Gianluca’s apricots, drying in the sun

Armed with his length of rubber tubing and an old glass, he sucked a good mouthful of liquid air into his lungs to syphon a good dose of tincture into the glass. "Dissa one eeza limons – sessante cinque per cento," he announced, passing me the glass containing raw, unfinished ‘limoncello’. "Bere!" he ordered, smiling again and again until we had not only drunk that glass but had gone through the whole range of fruity digestives. "Come!" and we followed obediently into a labyrinth of junk filled holes to where the oldest, most valuable piece of junk stood in all its rubbish littered glory. His still. Home made some generations before and still working to dribble out some kind of supplementary income for the family. He explained then that the house had been there since Adam was a boy, well three hundred years anyway and it was still standing firm.
The best part of a great hour with him was, descending a further two levels down to see where and to listen to the story with expansive Latin gesturing, of how, during the war, his forebears (he arrived just post-war) had joined the locally based German forces deep in the bowels of the place to shelter from the American bombardment from the surrounding hills. But the still remains intact, as he stated with enormous pride, smiling ever more broadly.

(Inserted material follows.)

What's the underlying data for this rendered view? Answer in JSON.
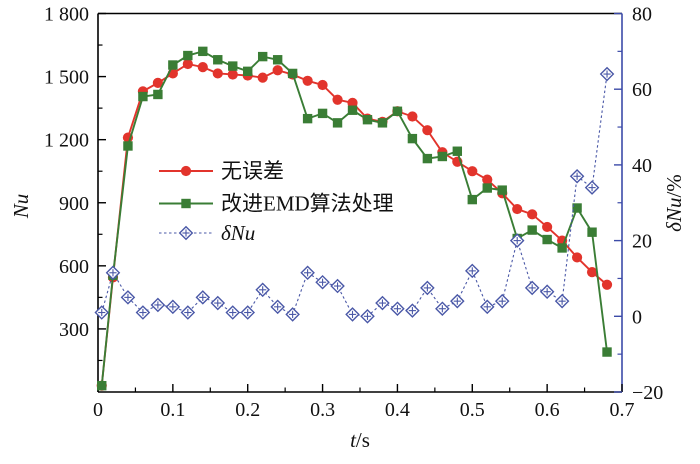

Charlie and I left Gianluca to climb back into his hammock to wait for the next wake-up call and we made it home, safely, with our wine and some fruit. A great character indeed, but his wine didn't travel well - not even the 7 kms to home. It was not good. Charlie tried to get us to bring some back to France with us but we declined, respectfully of course.
La Piazza at Ravenna - home to the most stunning mosaics

There were so many things to photograph in Bologna, it was impossible to choose. It is home to 28 kms of old, arcaded shopping streets and, surely, the finest collection of scaffolding and hoardings in the universe. We simply didn't bother taking shots of everything. We bought a book instead. Italy is a marvellous place. Personally, I couldn't live there, if only for the suicidal drivers who would drive me mad or kill me - or both - but it is THE most beautiful of places to visit. The people and the food are terrific and we will go back again and again for sure. We have the flavour now and it is bellissimo!